When analyzing links between two pages, it may be helpful to determine if two pages have similar authorship. When collecting statistics, different significance may be placed on links between pages with identical authors and pages with distinct authors.

The authorship of a page can be represented by a vector, where the number of dimensions is equal to the number of authors in the wiki, and the value of each dimension is the number of edits that the author made to the given page. Then, the cosine similarity of the vectors will be the authorship similarity of the two pages.

This same concept is used in Information Retrieval for computing document similarity through term-frequency vectors.

Interlocking

In the paper Methods and Measures for the Analysis of Corporate Wikis: A Case Study (external link) by S Blaschke, Klaus Stein, an "interlocking" measure was proposed to determine when collaborative exchanges have taken place in a wiki.

With the interlocking measure, collaborative intensity is measured using the number of times that authors alternate in an article's edit history. Extensions are given for measuring collaborative intensity when there are multiple authors.

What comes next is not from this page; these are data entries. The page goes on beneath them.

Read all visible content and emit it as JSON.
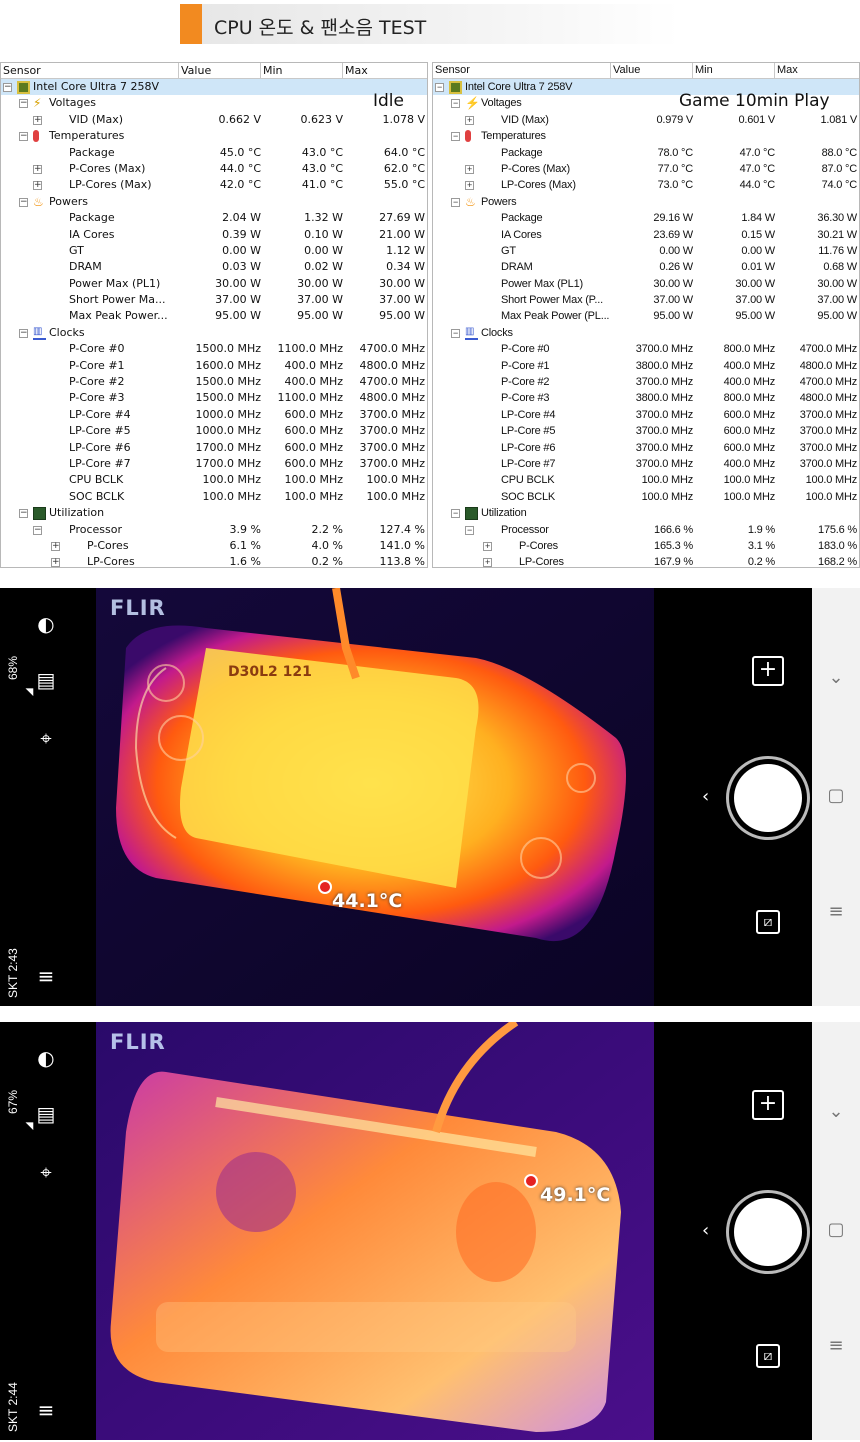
{
  "title": "CPU 온도 & 팬소음 TEST",
  "headers": [
    "Sensor",
    "Value",
    "Min",
    "Max"
  ],
  "idle": {
    "label": "Idle",
    "rows": [
      {
        "n": "Intel Core Ultra 7 258V",
        "lvl": 0,
        "icon": "chip",
        "exp": "-",
        "sel": true
      },
      {
        "n": "Voltages",
        "lvl": 1,
        "icon": "volt",
        "exp": "-"
      },
      {
        "n": "VID (Max)",
        "lvl": 2,
        "exp": "+",
        "v": "0.662 V",
        "mn": "0.623 V",
        "mx": "1.078 V"
      },
      {
        "n": "Temperatures",
        "lvl": 1,
        "icon": "temp",
        "exp": "-"
      },
      {
        "n": "Package",
        "lvl": 2,
        "v": "45.0 °C",
        "mn": "43.0 °C",
        "mx": "64.0 °C"
      },
      {
        "n": "P-Cores (Max)",
        "lvl": 2,
        "exp": "+",
        "v": "44.0 °C",
        "mn": "43.0 °C",
        "mx": "62.0 °C"
      },
      {
        "n": "LP-Cores (Max)",
        "lvl": 2,
        "exp": "+",
        "v": "42.0 °C",
        "mn": "41.0 °C",
        "mx": "55.0 °C"
      },
      {
        "n": "Powers",
        "lvl": 1,
        "icon": "pow",
        "exp": "-"
      },
      {
        "n": "Package",
        "lvl": 2,
        "v": "2.04 W",
        "mn": "1.32 W",
        "mx": "27.69 W"
      },
      {
        "n": "IA Cores",
        "lvl": 2,
        "v": "0.39 W",
        "mn": "0.10 W",
        "mx": "21.00 W"
      },
      {
        "n": "GT",
        "lvl": 2,
        "v": "0.00 W",
        "mn": "0.00 W",
        "mx": "1.12 W"
      },
      {
        "n": "DRAM",
        "lvl": 2,
        "v": "0.03 W",
        "mn": "0.02 W",
        "mx": "0.34 W"
      },
      {
        "n": "Power Max (PL1)",
        "lvl": 2,
        "v": "30.00 W",
        "mn": "30.00 W",
        "mx": "30.00 W"
      },
      {
        "n": "Short Power Ma...",
        "lvl": 2,
        "v": "37.00 W",
        "mn": "37.00 W",
        "mx": "37.00 W"
      },
      {
        "n": "Max Peak Power...",
        "lvl": 2,
        "v": "95.00 W",
        "mn": "95.00 W",
        "mx": "95.00 W"
      },
      {
        "n": "Clocks",
        "lvl": 1,
        "icon": "clk",
        "exp": "-"
      },
      {
        "n": "P-Core #0",
        "lvl": 2,
        "v": "1500.0 MHz",
        "mn": "1100.0 MHz",
        "mx": "4700.0 MHz"
      },
      {
        "n": "P-Core #1",
        "lvl": 2,
        "v": "1600.0 MHz",
        "mn": "400.0 MHz",
        "mx": "4800.0 MHz"
      },
      {
        "n": "P-Core #2",
        "lvl": 2,
        "v": "1500.0 MHz",
        "mn": "400.0 MHz",
        "mx": "4700.0 MHz"
      },
      {
        "n": "P-Core #3",
        "lvl": 2,
        "v": "1500.0 MHz",
        "mn": "1100.0 MHz",
        "mx": "4800.0 MHz"
      },
      {
        "n": "LP-Core #4",
        "lvl": 2,
        "v": "1000.0 MHz",
        "mn": "600.0 MHz",
        "mx": "3700.0 MHz"
      },
      {
        "n": "LP-Core #5",
        "lvl": 2,
        "v": "1000.0 MHz",
        "mn": "600.0 MHz",
        "mx": "3700.0 MHz"
      },
      {
        "n": "LP-Core #6",
        "lvl": 2,
        "v": "1700.0 MHz",
        "mn": "600.0 MHz",
        "mx": "3700.0 MHz"
      },
      {
        "n": "LP-Core #7",
        "lvl": 2,
        "v": "1700.0 MHz",
        "mn": "600.0 MHz",
        "mx": "3700.0 MHz"
      },
      {
        "n": "CPU BCLK",
        "lvl": 2,
        "v": "100.0 MHz",
        "mn": "100.0 MHz",
        "mx": "100.0 MHz"
      },
      {
        "n": "SOC BCLK",
        "lvl": 2,
        "v": "100.0 MHz",
        "mn": "100.0 MHz",
        "mx": "100.0 MHz"
      },
      {
        "n": "Utilization",
        "lvl": 1,
        "icon": "util",
        "exp": "-"
      },
      {
        "n": "Processor",
        "lvl": 2,
        "exp": "-",
        "v": "3.9 %",
        "mn": "2.2 %",
        "mx": "127.4 %"
      },
      {
        "n": "P-Cores",
        "lvl": 3,
        "exp": "+",
        "v": "6.1 %",
        "mn": "4.0 %",
        "mx": "141.0 %"
      },
      {
        "n": "LP-Cores",
        "lvl": 3,
        "exp": "+",
        "v": "1.6 %",
        "mn": "0.2 %",
        "mx": "113.8 %"
      }
    ]
  },
  "game": {
    "label": "Game 10min Play",
    "rows": [
      {
        "n": "Intel Core Ultra 7 258V",
        "lvl": 0,
        "icon": "chip",
        "exp": "-",
        "sel": true
      },
      {
        "n": "Voltages",
        "lvl": 1,
        "icon": "volt",
        "exp": "-"
      },
      {
        "n": "VID (Max)",
        "lvl": 2,
        "exp": "+",
        "v": "0.979 V",
        "mn": "0.601 V",
        "mx": "1.081 V"
      },
      {
        "n": "Temperatures",
        "lvl": 1,
        "icon": "temp",
        "exp": "-"
      },
      {
        "n": "Package",
        "lvl": 2,
        "v": "78.0 °C",
        "mn": "47.0 °C",
        "mx": "88.0 °C"
      },
      {
        "n": "P-Cores (Max)",
        "lvl": 2,
        "exp": "+",
        "v": "77.0 °C",
        "mn": "47.0 °C",
        "mx": "87.0 °C"
      },
      {
        "n": "LP-Cores (Max)",
        "lvl": 2,
        "exp": "+",
        "v": "73.0 °C",
        "mn": "44.0 °C",
        "mx": "74.0 °C"
      },
      {
        "n": "Powers",
        "lvl": 1,
        "icon": "pow",
        "exp": "-"
      },
      {
        "n": "Package",
        "lvl": 2,
        "v": "29.16 W",
        "mn": "1.84 W",
        "mx": "36.30 W"
      },
      {
        "n": "IA Cores",
        "lvl": 2,
        "v": "23.69 W",
        "mn": "0.15 W",
        "mx": "30.21 W"
      },
      {
        "n": "GT",
        "lvl": 2,
        "v": "0.00 W",
        "mn": "0.00 W",
        "mx": "11.76 W"
      },
      {
        "n": "DRAM",
        "lvl": 2,
        "v": "0.26 W",
        "mn": "0.01 W",
        "mx": "0.68 W"
      },
      {
        "n": "Power Max (PL1)",
        "lvl": 2,
        "v": "30.00 W",
        "mn": "30.00 W",
        "mx": "30.00 W"
      },
      {
        "n": "Short Power Max (P...",
        "lvl": 2,
        "v": "37.00 W",
        "mn": "37.00 W",
        "mx": "37.00 W"
      },
      {
        "n": "Max Peak Power (PL...",
        "lvl": 2,
        "v": "95.00 W",
        "mn": "95.00 W",
        "mx": "95.00 W"
      },
      {
        "n": "Clocks",
        "lvl": 1,
        "icon": "clk",
        "exp": "-"
      },
      {
        "n": "P-Core #0",
        "lvl": 2,
        "v": "3700.0 MHz",
        "mn": "800.0 MHz",
        "mx": "4700.0 MHz"
      },
      {
        "n": "P-Core #1",
        "lvl": 2,
        "v": "3800.0 MHz",
        "mn": "400.0 MHz",
        "mx": "4800.0 MHz"
      },
      {
        "n": "P-Core #2",
        "lvl": 2,
        "v": "3700.0 MHz",
        "mn": "400.0 MHz",
        "mx": "4700.0 MHz"
      },
      {
        "n": "P-Core #3",
        "lvl": 2,
        "v": "3800.0 MHz",
        "mn": "800.0 MHz",
        "mx": "4800.0 MHz"
      },
      {
        "n": "LP-Core #4",
        "lvl": 2,
        "v": "3700.0 MHz",
        "mn": "600.0 MHz",
        "mx": "3700.0 MHz"
      },
      {
        "n": "LP-Core #5",
        "lvl": 2,
        "v": "3700.0 MHz",
        "mn": "600.0 MHz",
        "mx": "3700.0 MHz"
      },
      {
        "n": "LP-Core #6",
        "lvl": 2,
        "v": "3700.0 MHz",
        "mn": "600.0 MHz",
        "mx": "3700.0 MHz"
      },
      {
        "n": "LP-Core #7",
        "lvl": 2,
        "v": "3700.0 MHz",
        "mn": "400.0 MHz",
        "mx": "3700.0 MHz"
      },
      {
        "n": "CPU BCLK",
        "lvl": 2,
        "v": "100.0 MHz",
        "mn": "100.0 MHz",
        "mx": "100.0 MHz"
      },
      {
        "n": "SOC BCLK",
        "lvl": 2,
        "v": "100.0 MHz",
        "mn": "100.0 MHz",
        "mx": "100.0 MHz"
      },
      {
        "n": "Utilization",
        "lvl": 1,
        "icon": "util",
        "exp": "-"
      },
      {
        "n": "Processor",
        "lvl": 2,
        "exp": "-",
        "v": "166.6 %",
        "mn": "1.9 %",
        "mx": "175.6 %"
      },
      {
        "n": "P-Cores",
        "lvl": 3,
        "exp": "+",
        "v": "165.3 %",
        "mn": "3.1 %",
        "mx": "183.0 %"
      },
      {
        "n": "LP-Cores",
        "lvl": 3,
        "exp": "+",
        "v": "167.9 %",
        "mn": "0.2 %",
        "mx": "168.2 %"
      }
    ]
  },
  "flir1": {
    "logo": "FLIR",
    "temp": "44.1°C",
    "battery": "68%",
    "status": "SKT 2:43"
  },
  "flir2": {
    "logo": "FLIR",
    "temp": "49.1°C",
    "battery": "67%",
    "status": "SKT 2:44"
  },
  "icons": {
    "left_bar": [
      "contrast-icon",
      "ruler-icon",
      "crosshair-icon",
      "menu-icon"
    ],
    "right_bar": [
      "plus-icon",
      "shutter-button",
      "back-icon",
      "gallery-icon"
    ],
    "nav": [
      "chevron-down-icon",
      "home-icon",
      "recents-icon"
    ]
  },
  "colors": {
    "accent": "#f28a20",
    "selected_row": "#cfe6f8",
    "spot": "#e52222"
  }
}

The interlocking measurement can also be used to detect pairs of users in a wiki that tend to work together.

Strategies for analyzing wiki content

Above, several measurements are outlined that can gauge the amount of collaborative activity in the wiki. These measures could be used to identify "early adopters" in wiki who are using the wiki in a highly collaborative way. These users could then be targeted for future pilot projects or other initiatives.


Indirect measurement by tracking organizational performance


Some ideas are from the discussion in the corporate wikis workshop at WikiSym 2009:

This category of metrics gauges how the wiki impacted the organization, by measuring the same thing before and after a user adopted the wiki. In order to make this kind of measurement, the expected impact of the wiki in the organization must be quantified, which is not always straightforward. For example, deploying a wiki could reduce the number of phone calls within an organization (by providing another way to collect information) but it could also increase the number of phone call between organizational units (because the wiki uncovers opportunities for collaboration within an organization, leading to increased communication.)


Baselines for wiki metrics


When collecting quantitative wiki metrics, it is often helpful to have a baseline value for the measurement, in order for the numbers to result in meaningful information.

One way to set a baseline is to compare a measurement in one wiki with the same measurement in other wiki projects. Implementing this is straightforward, but it is of questionable validity because the purposes of the wikis and the wiki users bases could be qualitatively different. If wikis are compared in this way, a similar wiki should be chosen for comparison.

Another way to set a baseline is to measure something both before and after the wiki is implemented. This can allow the benefit of the wiki to be quantified, but choosing a suitable measurement is difficult because the wiki itself could not be measured in this case.

Measurements of the wiki could also be tracked over time in order to measure how a specific policy or software change affects the wiki.